Alla figura avicola, argomento principe, l’Autore associa un altro motivo ornamentale che nell’arte paesana è a volte connesso con la figura alata, quello della luna. La relazione con l’astro notturno viene esplicata  innanzitutto attraverso l’importante fattore temporale: se è nelle festività che ab antiquo si riattizza il fuoco nuovo e si preparano le bevande sacre ovvero quelle dell’ ebbrezza come soma, idromele, birra, è però dalla luna che il tempo viene misurato ed è in virtù di essa che nel calendario agrario si codifica la cadenza della festa. Il folclore nonché la linguistica europei confermano quanto a lungo il mondo rurale sia stato vincolato all’antichissimo calendario lunare. L’astro notturno viene poi figurato nelle varie tradizioni come:


I una botte colma di nèttare divino che si illumina, si riempie e si vuota;


II il caldaio libero nel cielo che cuoce da solo, si arroventa, è colmo di acqua bollente e di bocconi appetitosi d’ogni sorta e si muove come un carro, viene frantumato in pezzi ma poi di nuovo ricomposto.  (In questa veste, l’astro lunare mostra una qualche similarità con il culto di Perun nella antica Russia, dato che questo dio era visto come muoversi su di un carro di fuoco lungo la volta celeste);  


III un uccello brillante, dorato e di fuoco, ripieno della bevanda di ebbrezza e veicolo dunque di tutto ciò che sia connesso ala stessa: acqua di vita, di immortalità, erba della salute o della nascita, o ancora della pietra delle meraviglie o dell’oro;


IV un toro luminoso che ha in sé latte e tutti i semi possibili;


V la botte miracolosa che alberga ogni sorta di pianta.

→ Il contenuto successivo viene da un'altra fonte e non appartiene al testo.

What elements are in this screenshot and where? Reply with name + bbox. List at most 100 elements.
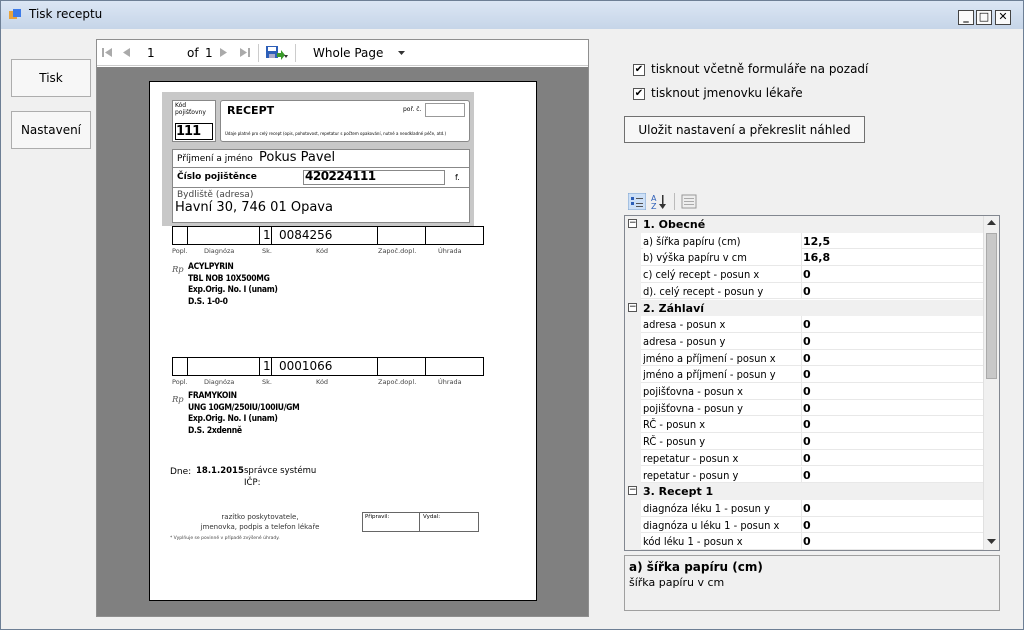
grid-property-value[interactable]: 0 — [803, 451, 983, 467]
categorized-icon[interactable] — [628, 193, 646, 210]
patient-name: Pokus Pavel — [259, 150, 336, 165]
col-label-diag-2: Diagnóza — [204, 378, 235, 386]
grid-property-row[interactable]: pojišťovna - posun y 0 — [625, 399, 985, 417]
collapse-icon[interactable]: − — [628, 219, 637, 228]
grid-property-row[interactable]: repetatur - posun x 0 — [625, 449, 985, 467]
insurer-code: 111 — [175, 123, 213, 140]
grid-scrollbar[interactable] — [983, 216, 999, 550]
grid-property-row[interactable]: RČ - posun x 0 — [625, 416, 985, 434]
collapse-icon[interactable]: − — [628, 486, 637, 496]
export-icon[interactable] — [265, 45, 289, 61]
issued-label: Vydal: — [423, 514, 441, 520]
grid-property-row[interactable]: jméno a příjmení - posun x 0 — [625, 349, 985, 367]
issuer-name: správce systému — [244, 466, 317, 476]
save-settings-button[interactable]: Uložit nastavení a překreslit náhled — [624, 116, 865, 143]
grid-property-value[interactable]: 0 — [803, 417, 983, 433]
grid-property-value[interactable]: 0 — [803, 534, 983, 550]
insured-number: 420224111 — [305, 169, 376, 183]
grid-property-value[interactable]: 0 — [803, 317, 983, 333]
grid-property-name: jméno a příjmení - posun y — [643, 368, 776, 382]
scroll-down-icon[interactable] — [987, 539, 996, 545]
property-description: a) šířka papíru (cm) šířka papíru v cm — [624, 555, 1000, 611]
grid-property-name: d). celý recept - posun y — [643, 284, 764, 298]
grid-property-row[interactable]: kód léku 1 - posun x 0 — [625, 533, 985, 550]
footnote: * Vyplňuje se povinně v případě zvýšené … — [170, 536, 280, 541]
grid-property-value[interactable]: 0 — [803, 284, 983, 300]
grid-property-value[interactable]: 0 — [803, 401, 983, 417]
check-print-stamp[interactable]: ✔ tisknout jmenovku lékaře — [633, 86, 803, 100]
grid-property-value[interactable]: 16,8 — [803, 250, 983, 266]
grid-category[interactable]: −1. Obecné — [625, 216, 985, 233]
col-label-kod: Kód — [316, 247, 329, 255]
patient-address: Havní 30, 746 01 Opava — [175, 200, 333, 215]
grid-property-value[interactable]: 0 — [803, 434, 983, 450]
grid-property-value[interactable]: 0 — [803, 468, 983, 484]
next-page-icon[interactable] — [219, 47, 229, 58]
grid-property-row[interactable]: a) šířka papíru (cm) 12,5 — [625, 232, 985, 250]
last-page-icon[interactable] — [239, 47, 251, 58]
close-button[interactable]: ✕ — [995, 10, 1011, 25]
grid-category[interactable]: −2. Záhlaví — [625, 299, 985, 317]
grid-property-value[interactable]: 0 — [803, 334, 983, 350]
col-label-popl: Popl. — [172, 247, 188, 255]
checkbox-print-form[interactable]: ✔ — [633, 63, 645, 76]
grid-property-row[interactable]: diagnóza u léku 1 - posun x 0 — [625, 516, 985, 534]
grid-property-value[interactable]: 0 — [803, 518, 983, 534]
grid-property-row[interactable]: pojišťovna - posun x 0 — [625, 383, 985, 400]
grid-property-name: pojišťovna - posun y — [643, 401, 744, 415]
item-row-1: 1 0084256 — [172, 226, 484, 245]
insurer-box: Kód pojišťovny 111 — [172, 100, 216, 142]
grid-property-row[interactable]: d). celý recept - posun y 0 — [625, 282, 985, 300]
item-1-code: 0084256 — [279, 228, 333, 242]
print-button[interactable]: Tisk — [11, 59, 91, 97]
item-row-2: 1 0001066 — [172, 357, 484, 376]
previous-page-icon[interactable] — [121, 47, 131, 58]
address-label: Bydliště (adresa) — [177, 190, 254, 200]
alphabetical-sort-icon[interactable]: AZ — [650, 193, 668, 210]
grid-property-name: adresa - posun y — [643, 334, 726, 348]
scroll-up-icon[interactable] — [987, 220, 996, 226]
rp-symbol-1: Rp — [172, 265, 184, 275]
zoom-select[interactable]: Whole Page — [313, 46, 383, 60]
collapse-icon[interactable]: − — [628, 302, 637, 312]
grid-property-value[interactable]: 0 — [803, 267, 983, 283]
grid-property-value[interactable]: 0 — [803, 501, 983, 517]
grid-scroll-thumb[interactable] — [986, 233, 997, 379]
grid-property-row[interactable]: c) celý recept - posun x 0 — [625, 266, 985, 284]
col-label-zapoc: Započ.dopl. — [378, 247, 417, 255]
grid-category[interactable]: −3. Recept 1 — [625, 483, 985, 500]
check-print-form[interactable]: ✔ tisknout včetně formuláře na pozadí — [633, 62, 868, 76]
grid-property-value[interactable]: 12,5 — [803, 234, 983, 250]
settings-button[interactable]: Nastavení — [11, 111, 91, 149]
first-page-icon[interactable] — [101, 47, 113, 58]
grid-property-row[interactable]: jméno a příjmení - posun y 0 — [625, 366, 985, 384]
report-viewer: 1 of 1 Whole Page Kód pojišťovny 111 REC… — [96, 39, 589, 617]
grid-property-row[interactable]: diagnóza léku 1 - posun y 0 — [625, 499, 985, 517]
header-note: Údaje platné pro celý recept (opis, poho… — [225, 131, 447, 136]
grid-property-name: diagnóza u léku 1 - posun x — [643, 518, 780, 532]
grid-property-value[interactable]: 0 — [803, 384, 983, 400]
grid-property-row[interactable]: RČ - posun y 0 — [625, 433, 985, 451]
grid-property-row[interactable]: adresa - posun y 0 — [625, 332, 985, 350]
grid-property-row[interactable]: b) výška papíru v cm 16,8 — [625, 249, 985, 267]
checkbox-print-stamp[interactable]: ✔ — [633, 87, 645, 100]
minimize-button[interactable]: _ — [958, 10, 974, 25]
grid-property-row[interactable]: adresa - posun x 0 — [625, 316, 985, 334]
item-2-code: 0001066 — [279, 359, 333, 373]
zoom-dropdown-icon[interactable] — [398, 51, 405, 56]
item-2-sk: 1 — [263, 359, 271, 373]
col-label-uhrada: Úhrada — [438, 247, 462, 255]
grid-property-value[interactable]: 0 — [803, 351, 983, 367]
grid-property-row[interactable]: repetatur - posun y 0 — [625, 466, 985, 484]
property-grid[interactable]: −1. Obecné a) šířka papíru (cm) 12,5 b) výš… — [624, 215, 1000, 551]
check-print-form-label: tisknout včetně formuláře na pozadí — [651, 62, 869, 76]
prepared-label: Připravil: — [365, 514, 390, 520]
grid-property-name: diagnóza léku 1 - posun y — [643, 501, 770, 515]
property-pages-icon[interactable] — [680, 193, 698, 210]
grid-property-name: RČ - posun x — [643, 418, 706, 432]
maximize-button[interactable]: □ — [976, 10, 992, 25]
grid-property-value[interactable]: 0 — [803, 367, 983, 383]
rp-symbol-2: Rp — [172, 395, 184, 405]
current-page[interactable]: 1 — [147, 46, 155, 60]
col-label-sk-2: Sk. — [262, 378, 272, 386]
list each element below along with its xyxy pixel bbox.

Il motivo del caldaio che cuoce e ribolle da solo ricorre pure nei racconti italiani e negli Schwanken tedeschi per i quali è attestato che a volte sono adombrati dei contenuti molto antichi.  

Abbiamo visto come la forma a mezzaluna del manico contraddistingua alcuni tipi di Kowsch e da quanto precede ne possiamo intuire la ragione dell’associarsi alla figura alata. Come spesso avviene nelle favole dove diversi possono essere i segni e gli episodi del mito che confluiscono nel racconto ed il tutto si affastella in varie trame, così in quello che possiamo forse definire la traduzione in plastica della favola, ovvero l’oggetto dell’arte paesana, di varia origine possono essere i motivi ornamentali e non tutti legati in un unico e lineare racconto mitologico. Ciò credo possa spiegare che invero è l’uccello il vero punto fisso ed irrinunciabile nel quale cercare di comprendere l’antefatto primordiale che l’artiere paesano rievoca nell’intagliare il legno che darà il bravo mestolo. Volendo tentare una ulteriore precisazione, il motivo della luna o mezzaluna con tutta l’immensa mole di argomenti del mito che esso reca, quali ad esempio la notte come il non manifestato e le acque come il virtuale o il germe di ogni cosa, è da ritenersi qui aggiuntivo e legato più che altro alla parte a “calice” o a “navicella” del Kowsch


È inutile qui soffermarsi troppo su questo aggiungersi nell’ornamento del motivo a luna nel mestolo, sia in ogni caso notato che esso si svolge in un modo coerente: come da sempre un bacile colmo d’acqua rappresenta in forma simbolica la possibilità del manifestarsi d’ogni virtualità contenuta in germe entro le grandi Acque primordiali rappresentate in modello dal bacile, così pel Kowsch ricolmo della bevanda inebriante possiamo senza incoerenza estendere l’idea che entro di esso vi siano raccolte, ancora inespresse, tutte le virtualità che detta bevanda può propiziare con gli stati estatici da essa indotti. Se non è ora obbligatorio entrare in un serrato esame del tema mitico dell’ebbrezza, dato che il nocciolo della questione riposa soprattutto nell’ornamento avicolo del Kowsch, vale di ricordare una storia interessante: nella mitologia nordico-scandinava, l’ebbrezza è individuata nel gigante Kvasir, il cui nome è evidentemente tratto dal termine Kvas che in danese e norvegese assume il significato di frutta spremute, mosto di tali frutta. Di questo gigante, così è raccontato negli Skâldskaparmâl dopo che un interlocutore domanda al poeta donde abbia origine l’arte della poesia:


“Ne è causa che gli dei (ovvero gli Asi) ebbero una guerra col popolo dei Vani. Ma convocato un incontro fra i nemici si trovò di fare una tregua a questo modo: si accostarono entrambi i nemici a un medesimo vaso e vi vomitarono dentro. Quando si separarono, gli dei presero il vaso e non lo vollero lasciare: ne modellarono un gigante di nome Kvasir. Egli era così saggio che non vi era domanda al mondo per la quale egli non desse risposta. Partì pel  vasto mondo a insegnare la saggezza ma un dì andò a trovare i nani Fjalarr e Galarr che l’avevano invitato. Essi lo trassero in disparte e lo uccisero. Fecero colare il sangue in due vasi e in un paiolo; il paiolo si chiama Odhroerir, i due vasi Sôn e Bodhn. Mescolarono al sangue del miele e si formò un idromele tale che chiunque ne beva diviene poeta o saggio. I nani dissero agli Asi che Kvasir era soffocato nella propria intelligenza perché nessuno vi era di così abile per esaurire il suo sapere per mezzo di domande…”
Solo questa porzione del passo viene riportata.